Californians are experiencing a severe housing affordability crisis in the most devastating economic and public health emergency of our lifetimes. The last thing we should do is pass an initiative that will stop new housing from being built, cost jobs, and hurt the economic recovery.

Groups supporting Prop 21 include:

• California Democratic Party

• California Nurses Association

• SEIU California State Council

• ACLU of Southern California

• AIDS Healthcare Foundation

• Eviction Defense Network

• Los Angeles Tenants Union

Top donors to “Yes on 21”:

• AIDS Healthcare Foundation ($23,938,568)

• California Nurses Association ($25,000)

Groups opposed to Prop 21 include:

• Republican Party of California

• Equity Residential

• Essex Property Trust, Inc.

• Invitation Homes

• Prometheus Real Estate Group, Inc.

• American Legion, Department of California

• California Taxpayers Association

• Howard Jarvis Taxpayers Association

Top 5 donors to “No on 21”:

• Essex Property Trust, Inc., and Affiliated Entities ($6,600,000)

• California Business Roundtable Issues PAC ($5,600,000)

• Equity Residential ($5,541,940)

• Avalonbay Communities, Inc. ($4,394,250)

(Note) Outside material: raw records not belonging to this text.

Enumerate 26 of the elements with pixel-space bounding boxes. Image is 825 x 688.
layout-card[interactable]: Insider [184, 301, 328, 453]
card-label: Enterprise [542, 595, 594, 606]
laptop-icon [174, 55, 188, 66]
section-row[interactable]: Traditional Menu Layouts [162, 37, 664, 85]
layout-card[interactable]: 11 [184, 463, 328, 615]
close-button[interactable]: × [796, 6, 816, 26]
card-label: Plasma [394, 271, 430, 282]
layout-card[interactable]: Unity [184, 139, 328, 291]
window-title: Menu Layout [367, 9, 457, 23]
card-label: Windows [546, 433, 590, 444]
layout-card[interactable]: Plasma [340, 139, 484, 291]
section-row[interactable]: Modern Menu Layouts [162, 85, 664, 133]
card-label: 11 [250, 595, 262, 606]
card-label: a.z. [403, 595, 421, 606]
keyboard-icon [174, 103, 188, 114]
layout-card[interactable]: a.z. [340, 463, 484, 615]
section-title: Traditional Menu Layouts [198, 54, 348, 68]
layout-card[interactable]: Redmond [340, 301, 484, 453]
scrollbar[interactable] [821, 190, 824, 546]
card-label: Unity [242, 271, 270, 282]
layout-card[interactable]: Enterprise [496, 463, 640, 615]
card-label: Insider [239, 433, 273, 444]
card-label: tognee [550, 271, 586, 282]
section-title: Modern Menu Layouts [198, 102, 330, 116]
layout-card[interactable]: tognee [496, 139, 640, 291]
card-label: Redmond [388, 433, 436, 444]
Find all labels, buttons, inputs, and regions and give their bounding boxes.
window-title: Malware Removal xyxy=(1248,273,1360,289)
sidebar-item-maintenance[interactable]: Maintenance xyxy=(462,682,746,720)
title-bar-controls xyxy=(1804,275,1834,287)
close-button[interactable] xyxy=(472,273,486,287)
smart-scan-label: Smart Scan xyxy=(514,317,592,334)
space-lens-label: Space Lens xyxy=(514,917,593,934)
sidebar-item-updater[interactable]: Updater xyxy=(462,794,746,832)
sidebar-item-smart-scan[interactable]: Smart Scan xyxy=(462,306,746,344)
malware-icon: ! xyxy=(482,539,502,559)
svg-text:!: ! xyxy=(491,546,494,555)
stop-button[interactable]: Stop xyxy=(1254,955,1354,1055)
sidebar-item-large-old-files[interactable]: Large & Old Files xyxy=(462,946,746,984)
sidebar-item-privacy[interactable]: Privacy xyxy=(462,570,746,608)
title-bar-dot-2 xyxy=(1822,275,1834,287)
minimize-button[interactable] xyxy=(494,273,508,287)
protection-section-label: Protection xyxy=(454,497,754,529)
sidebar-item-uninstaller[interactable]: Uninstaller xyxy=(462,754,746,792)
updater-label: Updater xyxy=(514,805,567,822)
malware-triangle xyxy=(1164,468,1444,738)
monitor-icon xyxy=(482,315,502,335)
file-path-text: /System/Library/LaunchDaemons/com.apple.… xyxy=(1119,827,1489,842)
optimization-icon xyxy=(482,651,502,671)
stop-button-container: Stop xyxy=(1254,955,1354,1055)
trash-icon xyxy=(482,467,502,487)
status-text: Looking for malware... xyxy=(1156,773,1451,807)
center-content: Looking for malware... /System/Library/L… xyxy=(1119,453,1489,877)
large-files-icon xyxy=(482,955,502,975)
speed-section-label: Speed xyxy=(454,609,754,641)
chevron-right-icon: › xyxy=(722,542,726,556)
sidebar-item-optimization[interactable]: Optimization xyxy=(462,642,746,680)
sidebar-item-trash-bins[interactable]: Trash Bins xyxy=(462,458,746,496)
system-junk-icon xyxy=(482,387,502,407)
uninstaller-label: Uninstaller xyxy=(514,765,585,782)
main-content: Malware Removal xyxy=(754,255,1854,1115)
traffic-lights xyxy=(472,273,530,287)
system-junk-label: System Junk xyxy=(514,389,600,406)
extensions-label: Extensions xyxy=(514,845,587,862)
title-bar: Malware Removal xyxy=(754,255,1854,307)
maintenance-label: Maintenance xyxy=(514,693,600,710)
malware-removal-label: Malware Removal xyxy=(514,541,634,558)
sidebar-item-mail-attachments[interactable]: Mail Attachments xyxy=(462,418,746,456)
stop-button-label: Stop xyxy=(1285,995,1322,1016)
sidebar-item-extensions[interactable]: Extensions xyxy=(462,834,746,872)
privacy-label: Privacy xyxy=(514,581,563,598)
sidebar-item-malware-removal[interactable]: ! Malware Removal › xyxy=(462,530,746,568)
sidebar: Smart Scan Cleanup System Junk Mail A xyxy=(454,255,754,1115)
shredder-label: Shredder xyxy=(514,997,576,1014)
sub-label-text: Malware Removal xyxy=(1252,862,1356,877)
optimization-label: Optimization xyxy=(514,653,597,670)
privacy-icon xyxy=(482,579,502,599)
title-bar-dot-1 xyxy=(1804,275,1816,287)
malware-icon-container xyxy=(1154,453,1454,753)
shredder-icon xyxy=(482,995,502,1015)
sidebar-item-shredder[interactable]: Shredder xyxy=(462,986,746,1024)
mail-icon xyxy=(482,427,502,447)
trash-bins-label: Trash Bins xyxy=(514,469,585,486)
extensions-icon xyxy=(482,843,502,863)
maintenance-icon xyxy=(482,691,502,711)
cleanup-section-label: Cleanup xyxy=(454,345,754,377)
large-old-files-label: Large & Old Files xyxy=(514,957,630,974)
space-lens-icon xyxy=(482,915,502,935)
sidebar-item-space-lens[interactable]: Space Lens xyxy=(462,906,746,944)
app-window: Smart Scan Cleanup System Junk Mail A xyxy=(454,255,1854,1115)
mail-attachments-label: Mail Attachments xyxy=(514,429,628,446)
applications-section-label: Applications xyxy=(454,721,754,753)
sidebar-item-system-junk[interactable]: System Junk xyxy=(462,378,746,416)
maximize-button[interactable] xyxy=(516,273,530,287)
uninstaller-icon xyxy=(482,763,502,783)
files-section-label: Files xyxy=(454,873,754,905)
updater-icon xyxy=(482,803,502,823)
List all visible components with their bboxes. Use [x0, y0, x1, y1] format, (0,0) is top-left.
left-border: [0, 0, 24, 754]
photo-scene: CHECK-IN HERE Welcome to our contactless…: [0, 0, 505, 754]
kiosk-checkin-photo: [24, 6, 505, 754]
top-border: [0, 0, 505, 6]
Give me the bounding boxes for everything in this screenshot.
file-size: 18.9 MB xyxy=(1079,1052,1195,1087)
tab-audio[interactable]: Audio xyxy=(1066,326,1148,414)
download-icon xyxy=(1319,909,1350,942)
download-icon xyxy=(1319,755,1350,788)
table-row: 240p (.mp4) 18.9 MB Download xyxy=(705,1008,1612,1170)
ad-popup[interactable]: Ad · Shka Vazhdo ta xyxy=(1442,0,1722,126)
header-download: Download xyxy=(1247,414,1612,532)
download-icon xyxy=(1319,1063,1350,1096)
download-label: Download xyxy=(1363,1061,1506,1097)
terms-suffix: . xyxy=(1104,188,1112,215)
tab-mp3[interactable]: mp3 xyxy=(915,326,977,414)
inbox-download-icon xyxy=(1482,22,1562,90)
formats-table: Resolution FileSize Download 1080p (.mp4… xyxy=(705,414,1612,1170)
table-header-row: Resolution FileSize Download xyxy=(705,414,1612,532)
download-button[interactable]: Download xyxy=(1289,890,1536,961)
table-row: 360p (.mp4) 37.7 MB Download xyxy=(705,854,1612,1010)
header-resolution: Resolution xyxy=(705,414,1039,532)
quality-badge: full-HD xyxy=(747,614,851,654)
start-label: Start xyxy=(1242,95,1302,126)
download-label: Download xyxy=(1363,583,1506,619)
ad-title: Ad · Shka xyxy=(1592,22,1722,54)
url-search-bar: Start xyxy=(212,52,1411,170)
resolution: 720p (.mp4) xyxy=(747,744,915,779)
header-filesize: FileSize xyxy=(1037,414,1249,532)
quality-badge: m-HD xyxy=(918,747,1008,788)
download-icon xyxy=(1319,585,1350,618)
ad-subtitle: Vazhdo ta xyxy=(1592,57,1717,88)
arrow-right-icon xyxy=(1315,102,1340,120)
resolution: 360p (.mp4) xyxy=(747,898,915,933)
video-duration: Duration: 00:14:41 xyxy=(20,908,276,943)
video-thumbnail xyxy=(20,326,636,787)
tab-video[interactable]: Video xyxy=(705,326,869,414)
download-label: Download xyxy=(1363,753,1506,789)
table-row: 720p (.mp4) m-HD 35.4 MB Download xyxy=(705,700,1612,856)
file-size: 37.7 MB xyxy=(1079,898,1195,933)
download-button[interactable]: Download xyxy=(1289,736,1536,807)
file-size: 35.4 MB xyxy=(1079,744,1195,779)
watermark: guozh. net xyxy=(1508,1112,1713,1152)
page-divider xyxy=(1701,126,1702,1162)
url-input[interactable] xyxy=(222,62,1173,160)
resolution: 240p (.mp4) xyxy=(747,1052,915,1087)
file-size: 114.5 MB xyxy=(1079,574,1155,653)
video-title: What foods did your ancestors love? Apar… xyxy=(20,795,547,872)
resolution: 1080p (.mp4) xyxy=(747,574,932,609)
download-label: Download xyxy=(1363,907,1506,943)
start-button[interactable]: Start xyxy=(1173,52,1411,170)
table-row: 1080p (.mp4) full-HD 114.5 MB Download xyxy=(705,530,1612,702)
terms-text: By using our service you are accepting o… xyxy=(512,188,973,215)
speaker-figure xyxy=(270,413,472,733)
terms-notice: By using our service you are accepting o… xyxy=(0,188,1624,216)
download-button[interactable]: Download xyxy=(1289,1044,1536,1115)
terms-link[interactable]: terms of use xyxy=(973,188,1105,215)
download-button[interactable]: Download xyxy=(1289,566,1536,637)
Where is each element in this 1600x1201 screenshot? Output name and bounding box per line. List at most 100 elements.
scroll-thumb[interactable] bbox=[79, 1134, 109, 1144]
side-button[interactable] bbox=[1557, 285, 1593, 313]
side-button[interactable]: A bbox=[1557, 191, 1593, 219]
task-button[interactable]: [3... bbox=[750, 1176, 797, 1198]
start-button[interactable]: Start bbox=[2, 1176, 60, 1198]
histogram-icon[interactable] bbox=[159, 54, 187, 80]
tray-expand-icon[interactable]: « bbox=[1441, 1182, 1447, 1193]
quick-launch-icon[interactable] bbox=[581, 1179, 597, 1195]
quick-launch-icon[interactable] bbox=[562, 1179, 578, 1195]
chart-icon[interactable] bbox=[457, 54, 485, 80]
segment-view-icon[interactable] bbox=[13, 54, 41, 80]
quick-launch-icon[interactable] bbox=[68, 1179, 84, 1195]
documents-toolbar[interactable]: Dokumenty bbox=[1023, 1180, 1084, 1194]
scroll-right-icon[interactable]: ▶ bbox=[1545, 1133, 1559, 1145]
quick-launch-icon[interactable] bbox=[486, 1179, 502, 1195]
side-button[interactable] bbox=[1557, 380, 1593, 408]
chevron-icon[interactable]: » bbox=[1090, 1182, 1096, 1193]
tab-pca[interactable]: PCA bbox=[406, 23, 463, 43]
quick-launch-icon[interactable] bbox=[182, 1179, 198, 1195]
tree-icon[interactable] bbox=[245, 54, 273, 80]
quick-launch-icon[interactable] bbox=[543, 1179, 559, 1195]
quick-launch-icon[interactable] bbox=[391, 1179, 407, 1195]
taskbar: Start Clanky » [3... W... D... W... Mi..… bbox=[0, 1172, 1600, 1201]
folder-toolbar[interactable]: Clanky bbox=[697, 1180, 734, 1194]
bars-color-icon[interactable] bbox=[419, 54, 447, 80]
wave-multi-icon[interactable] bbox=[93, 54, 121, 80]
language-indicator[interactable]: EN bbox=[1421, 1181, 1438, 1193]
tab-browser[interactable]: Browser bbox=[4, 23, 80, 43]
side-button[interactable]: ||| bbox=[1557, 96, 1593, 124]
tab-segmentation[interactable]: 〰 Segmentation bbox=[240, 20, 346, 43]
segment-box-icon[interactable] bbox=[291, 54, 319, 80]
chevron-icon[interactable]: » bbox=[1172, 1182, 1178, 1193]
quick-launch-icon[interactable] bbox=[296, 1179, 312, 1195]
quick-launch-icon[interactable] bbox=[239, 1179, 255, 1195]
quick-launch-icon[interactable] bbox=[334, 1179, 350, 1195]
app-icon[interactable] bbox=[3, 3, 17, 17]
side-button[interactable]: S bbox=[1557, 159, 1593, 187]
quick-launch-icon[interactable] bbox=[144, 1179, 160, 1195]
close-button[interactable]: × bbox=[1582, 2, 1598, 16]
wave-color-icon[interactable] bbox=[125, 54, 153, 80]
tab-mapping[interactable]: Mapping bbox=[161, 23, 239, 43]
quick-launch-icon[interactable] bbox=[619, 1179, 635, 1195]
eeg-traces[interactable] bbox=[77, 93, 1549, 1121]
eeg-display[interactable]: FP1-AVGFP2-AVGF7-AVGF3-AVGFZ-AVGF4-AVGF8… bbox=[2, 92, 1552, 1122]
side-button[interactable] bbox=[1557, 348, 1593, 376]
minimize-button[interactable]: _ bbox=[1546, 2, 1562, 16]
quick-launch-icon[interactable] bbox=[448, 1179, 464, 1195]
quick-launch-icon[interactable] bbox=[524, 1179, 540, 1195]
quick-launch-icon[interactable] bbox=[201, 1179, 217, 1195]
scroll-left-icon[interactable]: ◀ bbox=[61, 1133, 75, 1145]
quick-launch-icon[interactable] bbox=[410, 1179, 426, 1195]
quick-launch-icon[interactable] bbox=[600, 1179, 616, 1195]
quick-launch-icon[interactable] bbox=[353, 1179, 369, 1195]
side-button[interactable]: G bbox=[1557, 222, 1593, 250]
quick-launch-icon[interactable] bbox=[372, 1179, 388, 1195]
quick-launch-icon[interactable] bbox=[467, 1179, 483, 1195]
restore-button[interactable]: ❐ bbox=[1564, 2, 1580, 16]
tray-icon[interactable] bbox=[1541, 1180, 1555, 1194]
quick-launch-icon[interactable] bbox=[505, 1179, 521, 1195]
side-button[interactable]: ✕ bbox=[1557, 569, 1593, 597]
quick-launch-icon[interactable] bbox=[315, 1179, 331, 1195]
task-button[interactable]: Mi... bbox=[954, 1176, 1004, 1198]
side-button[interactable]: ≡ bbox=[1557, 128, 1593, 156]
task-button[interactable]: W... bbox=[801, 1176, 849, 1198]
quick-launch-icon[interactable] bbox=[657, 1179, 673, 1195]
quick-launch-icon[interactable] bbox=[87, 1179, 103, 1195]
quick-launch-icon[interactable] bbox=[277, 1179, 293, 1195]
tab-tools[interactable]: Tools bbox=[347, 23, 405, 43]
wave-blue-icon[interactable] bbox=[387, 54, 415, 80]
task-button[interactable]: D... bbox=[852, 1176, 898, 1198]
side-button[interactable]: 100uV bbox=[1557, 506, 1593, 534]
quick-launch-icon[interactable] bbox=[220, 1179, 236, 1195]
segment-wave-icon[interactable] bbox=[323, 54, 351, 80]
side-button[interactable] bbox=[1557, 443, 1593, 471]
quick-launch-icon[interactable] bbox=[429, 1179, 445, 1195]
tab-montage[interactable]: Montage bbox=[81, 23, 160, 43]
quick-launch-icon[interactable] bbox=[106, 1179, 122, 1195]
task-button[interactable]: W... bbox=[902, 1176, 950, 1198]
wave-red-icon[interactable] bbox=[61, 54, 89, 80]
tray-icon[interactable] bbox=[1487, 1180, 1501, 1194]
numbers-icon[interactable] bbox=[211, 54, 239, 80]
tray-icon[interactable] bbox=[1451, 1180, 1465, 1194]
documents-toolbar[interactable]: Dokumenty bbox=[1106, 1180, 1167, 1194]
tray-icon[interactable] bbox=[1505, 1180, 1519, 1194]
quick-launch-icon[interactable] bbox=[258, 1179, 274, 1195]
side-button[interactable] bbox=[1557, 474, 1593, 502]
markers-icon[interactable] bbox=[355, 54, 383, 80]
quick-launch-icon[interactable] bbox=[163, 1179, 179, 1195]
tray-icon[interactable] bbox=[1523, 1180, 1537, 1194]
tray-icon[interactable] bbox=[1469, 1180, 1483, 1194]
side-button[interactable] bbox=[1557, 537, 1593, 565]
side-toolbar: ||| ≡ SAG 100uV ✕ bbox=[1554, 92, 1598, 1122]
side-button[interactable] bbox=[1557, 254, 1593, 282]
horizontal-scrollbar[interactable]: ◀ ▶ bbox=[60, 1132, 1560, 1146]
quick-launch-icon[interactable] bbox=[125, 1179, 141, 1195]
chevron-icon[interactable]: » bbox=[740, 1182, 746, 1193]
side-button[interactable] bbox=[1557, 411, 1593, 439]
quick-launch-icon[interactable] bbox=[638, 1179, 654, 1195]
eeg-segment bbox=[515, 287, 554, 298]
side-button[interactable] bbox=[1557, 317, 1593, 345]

• Jackson Square Properties LLC ($1,567,980)

4 replies »

  1. Again, the ballot question is worded in such a way as to be deliberately confusing to the average person. However, rental prices are out of control. Too many people are having to make a choice between other life necessities and rent….such as medicine,
    food, etc. Often, “we” are only 1 paycheck away from being “them.” People need help NOW!

  2. What a selective list of opponents!!!! Prop 21 is opposed a broad coalition led by Governor Gavin Newsom, building trades unions, NAACP, Affordable Housing Council, and 19 of California’s 20 newspaper editorial boards (SF Chronicle, SJ Mercury News, LA Daily News, San Diego Union Tribune, Riverside Press Enterprise, Orange County Register and more).

    • Welcome Steven Maviglio of Forza Communications! Nice to have a high-powered lobbyist (or “communication strategist”) post on our humble local newspaper web site. Pretty sure there are more than 20 newspapers in California.